On the good news side, I’m entirely healthy otherwise, and though I have a prescription for glasses, I don’t need them to fly. I can read the bottom line of the chart with both eyes, and all checked out besides that. And our bathroom scale is 5 lbs heavy, I’m only 123 lbs. I had to take my shirt off so he could hook me up to a machine (electrocardiogram – I don’t even know what that’s supposed to tell them, but it’s all good.)

Back to school tomorrow for 10:30 though, so I have to get to bed. Hope it doesn’t snow. Or at least that it stops before I’m slated to fly.

Celebrating Introverts

Someone posted this on Facebook, and it certainly rang true for me.

All of my childhood and adolescence, I was made to feel ashamed for who I was. My parents would get mad at me for pulling out a book while there were other people around, said that I should be being sociable. There was something wrong with me.

They even found a name for it – Aspergers Syndrome. There was something wrong with me that made me this way.

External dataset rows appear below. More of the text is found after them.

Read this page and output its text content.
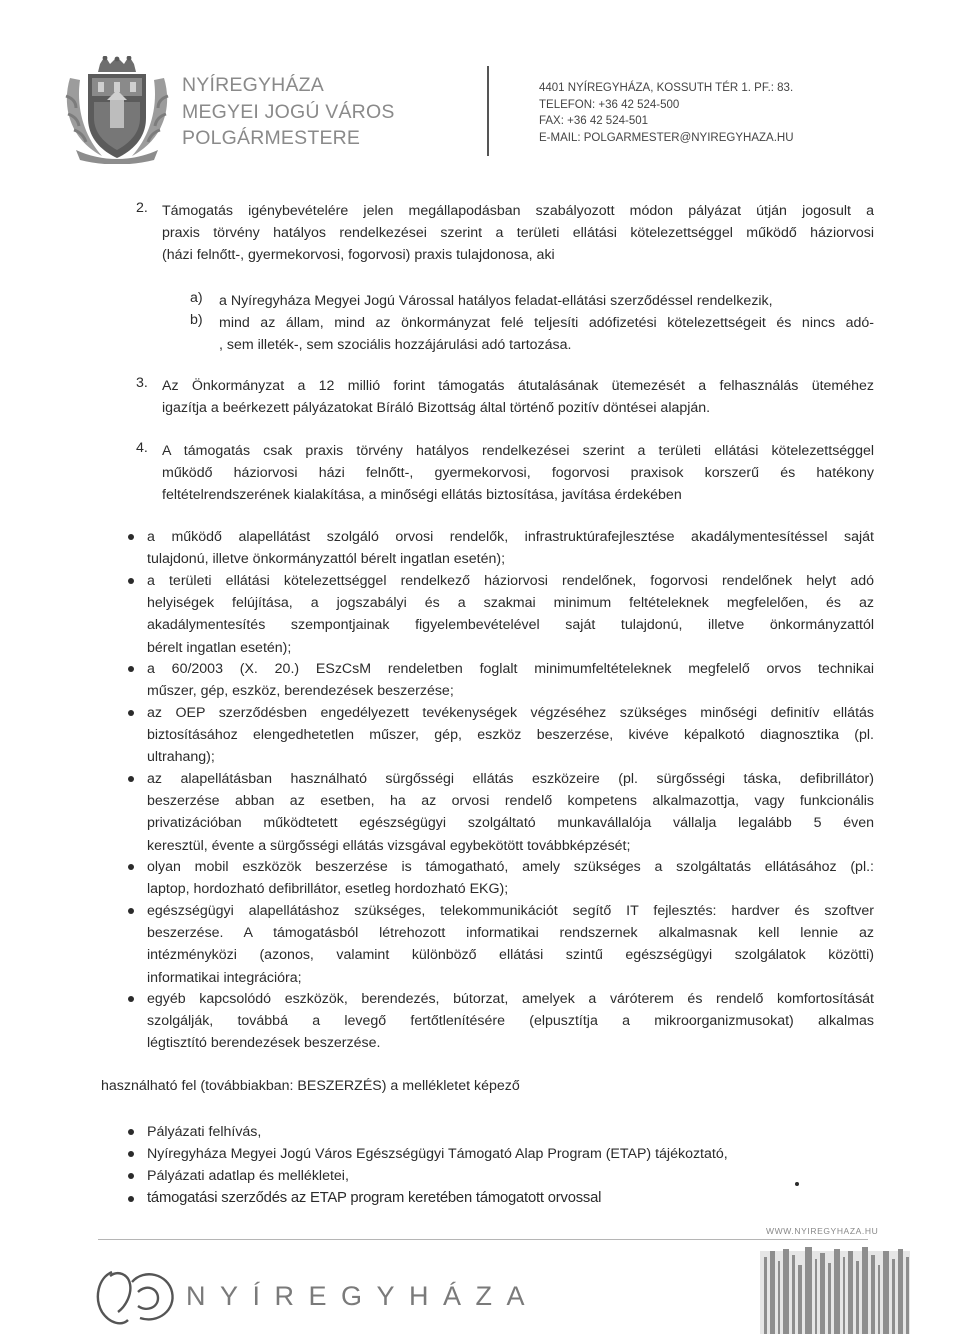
NYÍREGYHÁZA
MEGYEI JOGÚ VÁROS
POLGÁRMESTERE
4401 NYÍREGYHÁZA, KOSSUTH TÉR 1. PF.: 83.
TELEFON: +36 42 524-500
FAX: +36 42 524-501
E-MAIL: POLGARMESTER@NYIREGYHAZA.HU
2. Támogatás igénybevételére jelen megállapodásban szabályozott módon pályázat útján jogosult a
praxis törvény hatályos rendelkezései szerint a területi ellátási kötelezettséggel működő háziorvosi
(házi felnőtt-, gyermekorvosi, fogorvosi) praxis tulajdonosa, aki
a) a Nyíregyháza Megyei Jogú Várossal hatályos feladat-ellátási szerződéssel rendelkezik,
b) mind az állam, mind az önkormányzat felé teljesíti adófizetési kötelezettségeit és nincs adó-
, sem illeték-, sem szociális hozzájárulási adó tartozása.
3. Az Önkormányzat a 12 millió forint támogatás átutalásának ütemezését a felhasználás üteméhez
igazítja a beérkezett pályázatokat Bíráló Bizottság által történő pozitív döntései alapján.
4. A támogatás csak praxis törvény hatályos rendelkezései szerint a területi ellátási kötelezettséggel
működő háziorvosi házi felnőtt-, gyermekorvosi, fogorvosi praxisok korszerű és hatékony
feltételrendszerének kialakítása, a minőségi ellátás biztosítása, javítása érdekében
a működő alapellátást szolgáló orvosi rendelők, infrastruktúrafejlesztése akadálymentesítéssel saját
tulajdonú, illetve önkormányzattól bérelt ingatlan esetén);
a területi ellátási kötelezettséggel rendelkező háziorvosi rendelőnek, fogorvosi rendelőnek helyt adó
helyiségek felújítása, a jogszabályi és a szakmai minimum feltételeknek megfelelően, és az
akadálymentesítés szempontjainak figyelembevételével saját tulajdonú, illetve önkormányzattól
bérelt ingatlan esetén);
a 60/2003 (X. 20.) ESzCsM rendeletben foglalt minimumfeltételeknek megfelelő orvos technikai
műszer, gép, eszköz, berendezések beszerzése;
az OEP szerződésben engedélyezett tevékenységek végzéséhez szükséges minőségi definitív ellátás
biztosításához elengedhetetlen műszer, gép, eszköz beszerzése, kivéve képalkotó diagnosztika (pl.
ultrahang);
az alapellátásban használható sürgősségi ellátás eszközeire (pl. sürgősségi táska, defibrillátor)
beszerzése abban az esetben, ha az orvosi rendelő kompetens alkalmazottja, vagy funkcionális
privatizációban működtetett egészségügyi szolgáltató munkavállalója vállalja legalább 5 éven
keresztül, évente a sürgősségi ellátás vizsgával egybekötött továbbképzését;
olyan mobil eszközök beszerzése is támogatható, amely szükséges a szolgáltatás ellátásához (pl.:
laptop, hordozható defibrillátor, esetleg hordozható EKG);
egészségügyi alapellátáshoz szükséges, telekommunikációt segítő IT fejlesztés: hardver és szoftver
beszerzése. A támogatásból létrehozott informatikai rendszernek alkalmasnak kell lennie az
intézményközi (azonos, valamint különböző ellátási szintű egészségügyi szolgálatok közötti)
informatikai integrációra;
egyéb kapcsolódó eszközök, berendezés, bútorzat, amelyek a váróterem és rendelő komfortosítását
szolgálják, továbbá a levegő fertőtlenítésére (elpusztítja a mikroorganizmusokat) alkalmas
légtisztító berendezések beszerzése.
használható fel (továbbiakban: BESZERZÉS) a mellékletet képező
Pályázati felhívás,
Nyíregyháza Megyei Jogú Város Egészségügyi Támogató Alap Program (ETAP) tájékoztató,
Pályázati adatlap és mellékletei,
támogatási szerződés az ETAP program keretében támogatott orvossal
WWW.NYIREGYHAZA.HU
NYÍREGYHÁZA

I’ve learned to hide it; learned to cope with a world that wasn’t made for people who don’t want to be at a keg party all the time. A few drinks, and I can handle the noise and the constant chatter and madness of what people call the normal. I can even enjoy it for short periods of time, but that still usually requires alcohol to numb my senses.

Aspergers Syndrome is just the way I explain it to my family when I have to tell them I need to be left alone for a little while.

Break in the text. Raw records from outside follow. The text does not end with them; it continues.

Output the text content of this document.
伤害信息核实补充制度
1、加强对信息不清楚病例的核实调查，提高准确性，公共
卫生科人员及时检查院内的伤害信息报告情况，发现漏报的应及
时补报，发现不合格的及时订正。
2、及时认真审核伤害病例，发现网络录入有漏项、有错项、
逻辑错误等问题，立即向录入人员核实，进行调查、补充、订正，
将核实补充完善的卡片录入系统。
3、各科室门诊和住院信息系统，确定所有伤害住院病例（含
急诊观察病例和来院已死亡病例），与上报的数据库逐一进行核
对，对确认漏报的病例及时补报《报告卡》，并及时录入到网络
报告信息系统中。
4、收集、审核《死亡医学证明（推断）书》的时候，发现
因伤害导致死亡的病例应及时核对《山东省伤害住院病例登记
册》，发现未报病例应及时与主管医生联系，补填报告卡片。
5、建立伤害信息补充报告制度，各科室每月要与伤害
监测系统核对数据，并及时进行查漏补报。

I’m blessed though, with a husband who gets it, gets me, and is also happy to curl up on the couch together reading books. He’s learned that when I start to get grumpy and snappish, that more than anything, I need to get some writing done, because that makes me feel better.

I have friends now, who accept me and like me for who I am. Not one person said a thing at the new year’s party last year when I was twenty pages from the end of an amazing book when I got there, and sat down on the couch while they played board games, and finished the book before joining the celebrations. No one made me feel ashamed, or like what I did was unacceptable. I didn’t even feel, among them, that I had to hide away in the bathroom or someplace where they wouldn’t notice. No one even tried to drag me away from it.

It’s within geekdom that I’ve found these people, which seems to be a unique place where people are accepted in ways that they are not anywhere else. On average, people who cluster into these social circles tend to be the most tolerant people in the world, from abhorring racism or intolerance of alternative sexualities, to tolerance of social quirks. Granted it does end up leaving space for some people to be jerks, especially since it tends to be dominated by males, but the females that end up there are often the women would describe themselves as usually getting along better with men than other women, and that seems to be the sort of women I get along best with.

It’s been a healthy place for me to grow, and I’d like to thank all of my friends for being exactly who they are.